Kenapa Jusuf Kalla (Ketum
DMI) Terkesan Diam Saja?
Sampai
hari ini, DR. H. Muhammad Jusuf Kalla tercatat sebagai Ketua Umum Pengurus
Pusat Dewan Masjid Indonesia (DMI). Sesuai dengan tujuannya, Pak JK sebagai
Ketua Umum Pengurus Pusat DMI seharusnya mengambil sikap atas realitas saat ini,
mengingat fungsi Mesjid sebagai rumah ibadah dan kewajiban untuk mensholatkan
jenazah. Akan tetapi itu tidak terjadi, bahkan himbauan agar pengurus Mesjid
tidak melakukan hal seperti itupun tidak ada sama sekali sampai saat ini.
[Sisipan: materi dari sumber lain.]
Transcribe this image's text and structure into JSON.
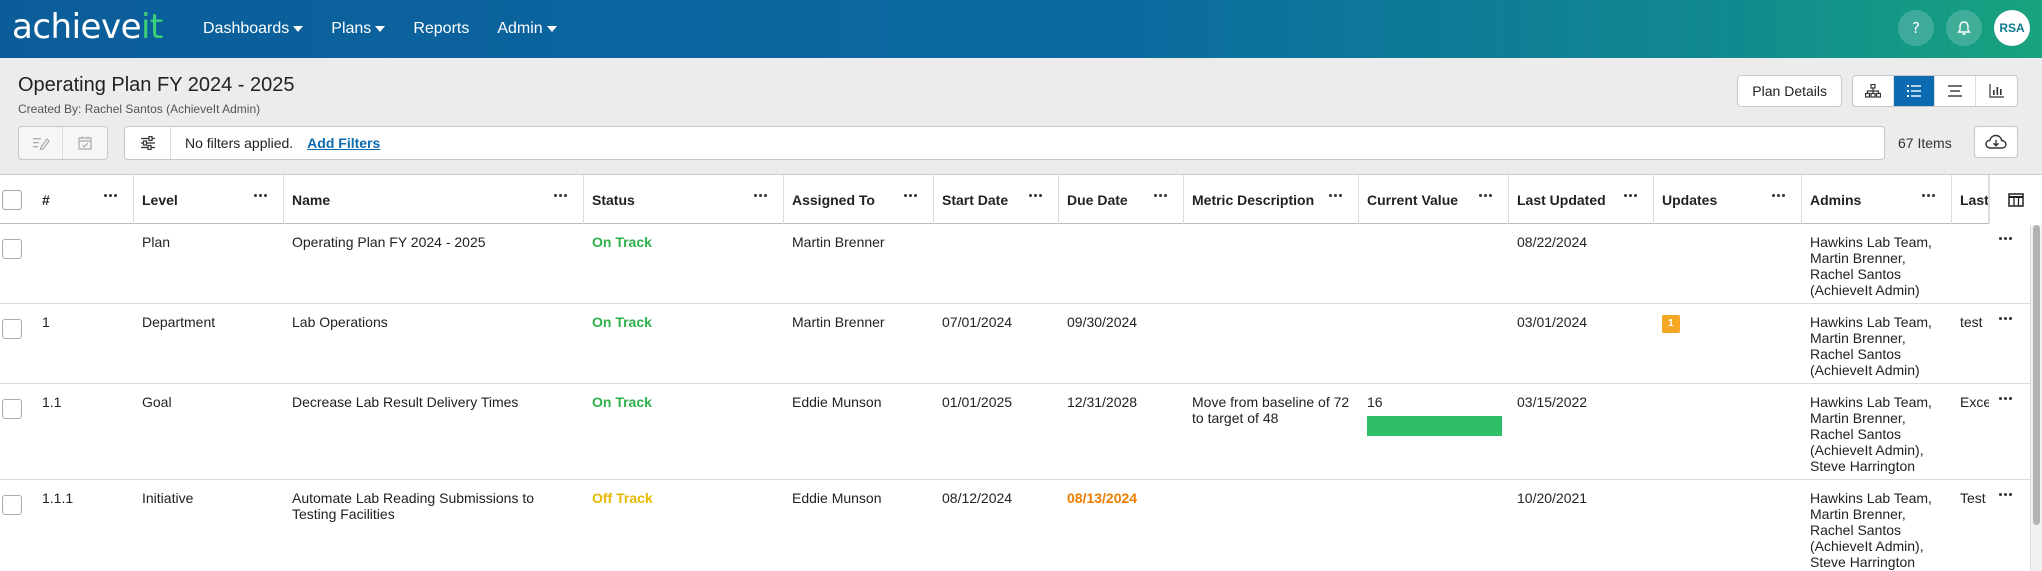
{
  "app": {
    "logo_main": "achieve",
    "logo_accent": "it",
    "nav": [
      {
        "label": "Dashboards",
        "has_caret": true
      },
      {
        "label": "Plans",
        "has_caret": true
      },
      {
        "label": "Reports",
        "has_caret": false
      },
      {
        "label": "Admin",
        "has_caret": true
      }
    ],
    "help_icon": "question-icon",
    "notifications_icon": "bell-icon",
    "avatar_initials": "RSA",
    "colors": {
      "brand_blue": "#0b5d9a",
      "brand_green": "#18a37e",
      "on_track": "#2db24c",
      "off_track": "#e6b800",
      "overdue": "#ef7d00",
      "link": "#0b6ab0"
    }
  },
  "page": {
    "title": "Operating Plan FY 2024 - 2025",
    "created_by": "Created By: Rachel Santos (AchieveIt Admin)",
    "plan_details_label": "Plan Details",
    "view_modes": [
      {
        "icon": "hierarchy-icon",
        "active": false
      },
      {
        "icon": "list-icon",
        "active": true
      },
      {
        "icon": "lines-icon",
        "active": false
      },
      {
        "icon": "bar-chart-icon",
        "active": false
      }
    ]
  },
  "toolbar": {
    "no_filters": "No filters applied.",
    "add_filters": "Add Filters",
    "item_count": "67 Items"
  },
  "table": {
    "columns": [
      "#",
      "Level",
      "Name",
      "Status",
      "Assigned To",
      "Start Date",
      "Due Date",
      "Metric Description",
      "Current Value",
      "Last Updated",
      "Updates",
      "Admins",
      "Last"
    ],
    "rows": [
      {
        "num": "",
        "level": "Plan",
        "name": "Operating Plan FY 2024 - 2025",
        "status": "On Track",
        "assigned": "Martin Brenner",
        "start": "",
        "due": "",
        "metric": "",
        "current": "",
        "updated": "08/22/2024",
        "updates": "",
        "admins": "Hawkins Lab Team, Martin Brenner, Rachel Santos (AchieveIt Admin)",
        "last": ""
      },
      {
        "num": "1",
        "level": "Department",
        "name": "Lab Operations",
        "status": "On Track",
        "assigned": "Martin Brenner",
        "start": "07/01/2024",
        "due": "09/30/2024",
        "metric": "",
        "current": "",
        "updated": "03/01/2024",
        "updates": "1",
        "admins": "Hawkins Lab Team, Martin Brenner, Rachel Santos (AchieveIt Admin)",
        "last": "test"
      },
      {
        "num": "1.1",
        "level": "Goal",
        "name": "Decrease Lab Result Delivery Times",
        "status": "On Track",
        "assigned": "Eddie Munson",
        "start": "01/01/2025",
        "due": "12/31/2028",
        "metric": "Move from baseline of 72 to target of 48",
        "current": "16",
        "current_progress": 1.0,
        "updated": "03/15/2022",
        "updates": "",
        "admins": "Hawkins Lab Team, Martin Brenner, Rachel Santos (AchieveIt Admin), Steve Harrington",
        "last": "Exce"
      },
      {
        "num": "1.1.1",
        "level": "Initiative",
        "name": "Automate Lab Reading Submissions to Testing Facilities",
        "status": "Off Track",
        "assigned": "Eddie Munson",
        "start": "08/12/2024",
        "due": "08/13/2024",
        "metric": "",
        "current": "",
        "updated": "10/20/2021",
        "updates": "",
        "admins": "Hawkins Lab Team, Martin Brenner, Rachel Santos (AchieveIt Admin), Steve Harrington",
        "last": "Test"
      }
    ]
  }
}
Jangankan himbauan, pernyataan sikap tegas pun tidak pernah ada.
Entah
apa yang dilakukan oleh JK saat ini, terkesan tidak melakukan apa-apa dalam hal
meredam dan melarang tindakan-tindakan politisasi di Mesjid. Dengan sikap yang
diam dan tak berbuat apa-apa ini, Pak JK bisa dianggap memberi lampu hijau
terhadap aksi-aksi politik praktis di Mesjid, mulai dari pemasangan spanduk
penolakan mesholatkan jenazah pendukung Ahok, ceramah berbau politik dan hingga
yang berbau kebencian terhadap Ahok yang mereka sebut kafirun.
Padahal,
DMI memiliki peran yang sangat penting dalam rangka meredam hingga menghentikan
aksi-aksi semacam itu di dalam Mesjid, mengingat anggota DMI hingga hari ini
telah mencapai lebih dari 1,1 juta Mesjid diseluruh Indonesia.
Apa
mungkin Pak JK terlalu sibuk untuk menyambut Zakir Naik? Atau mungkin Pak JK
dimasa mendampingi Pak Jokowi sudah tak seligat dulu dimasa mendampingi Pak
SBY? Atau memang ada sesuatu disana?
Mudah-mudahan,
diamnya Pak JK ini tak berarti bahwa beliau memihak ke salah satu Calon
Gubernur DKI Jakarta saat ini. Mengingat Pak JK juga memiliki almamater
organisisasi yang sama dengan Anies Baswedan dimasa masing-masing menjadi
mahasiswa, begitu juga dengan Pak Sumarno (Ketua KPU DKI Jakarta). Jika
demikian, sempurnalah strategi mereka untuk memenangkan Anies-Sandi.
Apa
ini bentuk perlawanan atas sikap netral dari pemerintah yang selama ini
disampaikan Presiden Joko Widodo? Atau, himbauan Presiden yang disampaikan
berkali-kali agar pemerintah tetap netral adalah kemungkinan karena Presiden
Joko Widodo telah mencium adanya upaya keberpihakan salah satu oknum didalam
pemerintahannya yang tak lain adalah Pak JK sebagai Wakil Presiden.
Sungguh
sangat menarik jika kita perhatikan secara seksama dan mendalam, apalagi
melihat foto yang satu ini. Ceki dot...
Sumber Foto : Akun Twitter @kurawa |
Harus
diakui, bahwa akhir-akhir ini pernyataan Wapres JK sering berlawanan dengan
pernyataan Presiden Joko Widodo. Bahkan terkesan sebagai bantahan.